Oskar Negt präsentierte ein Destillat seiner Streitschrift "Wozu noch Gewerkschaften?" und warnte die DienstleisterInnen, sich mit "Scheinkrisenlösungen" wie der Forderung nach Elitenbildung und Flexibilisierung zu arrangieren. Die tschechische Publizistin Alena Wagnerova deutete ver.di-Slogans wie "Die Würde hat einen Wert, die Arbeit einen Preis" als Indikator, dass sich die Gewerkschaft dem verdinglichten Menschenbegriff des Kapitalismus angenähert habe: "Würde hat keinen Wert; sie selbst ist ein Wert."

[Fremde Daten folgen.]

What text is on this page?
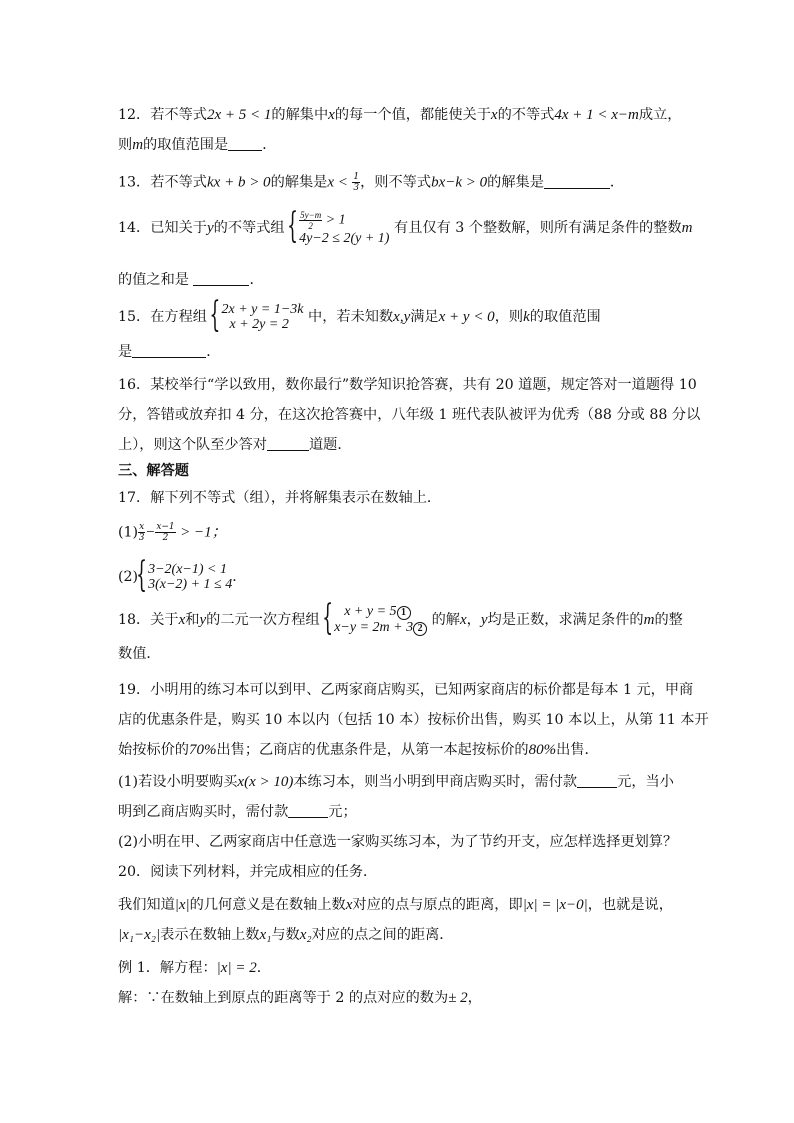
12．若不等式2x + 5 < 1的解集中x的每一个值，都能使关于x的不等式4x + 1 < x−m成立，
则m的取值范围是 ．
13．若不等式kx + b > 0的解集是$x < \frac{1}{3}$ ，则不等式bx−k > 0的解集是	．
14．已知关于y的不等式组 { $\frac{5y-m}{2} > 1$
4y−2 ≤ 2(y + 1)
有且仅有 3 个整数解，则所有满足条件的整数m
的值之和是	．
15．在方程组 { 2x + y = 1−3k
x + 2y = 2	中，若未知数x,y满足x + y < 0，则k的取值范围
是	．
16．某校举行“学以致用，数你最行”数学知识抢答赛，共有 20 道题，规定答对一道题得 10
分，答错或放弃扣 4 分，在这次抢答赛中，八年级 1 班代表队被评为优秀（88 分或 88 分以
上），则这个队至少答对	道题．
三、解答题
17．解下列不等式（组），并将解集表示在数轴上．
$(1) \frac{x}{3} - \frac{x-1}{2} > -1$；
(2) { 3−2(x−1) < 1
3(x−2) + 1 ≤ 4 ．
18．关于x和y的二元一次方程组
{ x + y = 5 1
x−y = 2m + 3 2
的解x，y均是正数，求满足条件的m的整
数值．
19．小明用的练习本可以到甲、乙两家商店购买，已知两家商店的标价都是每本 1 元，甲商
店的优惠条件是，购买 10 本以内（包括 10 本）按标价出售，购买 10 本以上，从第 11 本开
始按标价的70%出售；乙商店的优惠条件是，从第一本起按标价的80%出售．
(1)若设小明要购买x(x > 10)本练习本，则当小明到甲商店购买时，需付款	元，当小
明到乙商店购买时，需付款	元；
(2)小明在甲、乙两家商店中任意选一家购买练习本，为了节约开支，应怎样选择更划算？
20．阅读下列材料，并完成相应的任务．
我们知道|x|的几何意义是在数轴上数x对应的点与原点的距离，即|x| = |x−0|，也就是说，
|x₁−x₂|表示在数轴上数x₁与数x₂对应的点之间的距离．
例 1．解方程：|x| = 2．
解：∵在数轴上到原点的距离等于 2 的点对应的数为± 2，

"Wir haben den Emanzipationsbegriff zu sehr auf Lohnerhöhung reduziert", räumte Bsirske zum Ende der Konferenz nachdenklich ein, "und uns zu sehr auf die Tauschwertseite von Arbeitnehmerinteressen konzentriert statt auf die Gebrauchswertseite." Eine links-politische Neuorientierung seiner Gewerkschaft kann er sich aber nicht vorstellen: "40 bis 45 Prozent unserer Mitglieder sind CDU-Wähler", bestätigte der Grüne Astels These vom Feind in den eigenen Reihen. Ernüchternd war auch, wie einer der hauptamtlichen Dienstleister die Forderung der Schriftstellerin Daniela Dahn, die Gewerkschaft möge ernsthafte Versuche unternehmen, "die mediale Hegemonie des Neoliberalismus zu brechen" und das Projekt eines unabhängigen linken Weltfernsehsenders angehen, mit seiner Vision von einem gewerkschaftsfreundlichen Bild-Kolumnisten auskonterte.
Soldidarität mit Kunst & Kultur
Solange die Funktionäre sich kein Leben jenseits der Neuen Mitte und ihren Kulturindustrie-Müllbergen denken können, erfüllt die ideologiekritische Zeitschrift Kunst & Kultur die Mission einer Flaschenpost: "Denn sie bewahrt das Wissen darum", so Moshe Zuckermann, "welche emanzipatorische Funktion autonome Kunst im falschen Leben des Kapitalismus hat." Kunst & Kultur war 1993 als Organ der Kulturschaffenden in der IG Medien ins Leben gerufen und von ver.di nach ihrer Gründung 2001 weitergeführt worden. Die Zeitschrift berichtet nicht nur über die prekäre soziale Lage der KünstlerInnen. Sie gilt auch als Forum für kunsttheoretische und kulturkritische Debatten. Obwohl ihre Auflage in den letzten fünf Jahren um ein Drittel auf mehr als 22.000 Exemplare anstiegen ist, wurde ihr Budget in diesem Zeitraum auf rund die Hälfte zusammengestrichen.
Die drastischen Einsparungsmaßnahmen und die Tatsache, dass die ver.di-Führung immer häufiger laut darüber nachdenkt, das Periodikum einzustellen, stoßen bei nicht wenigen ver.di-Mitgliedern auf Widerstand: Der Redaktion der Kunst & Kultur sei es gelungen, die Selbstentfremdung der Gewerkschaft zu überwinden, indem sie das Prinzip der Solidarität hoch halte und kritische Stimmen zu Wort kommen lasse, die in der Betriebsamkeit des Gewerkschaftsapparats zu verschwinden drohten, lobte Hans Arnfried Astel das Organ. "Da die Blöße der Gewerkschaft so groß ist", setzte der streitbare "Notstand"-Dichter nach, "muss sie sich dieses Feigenblatt weiter leisten, sonst ist sie nackt."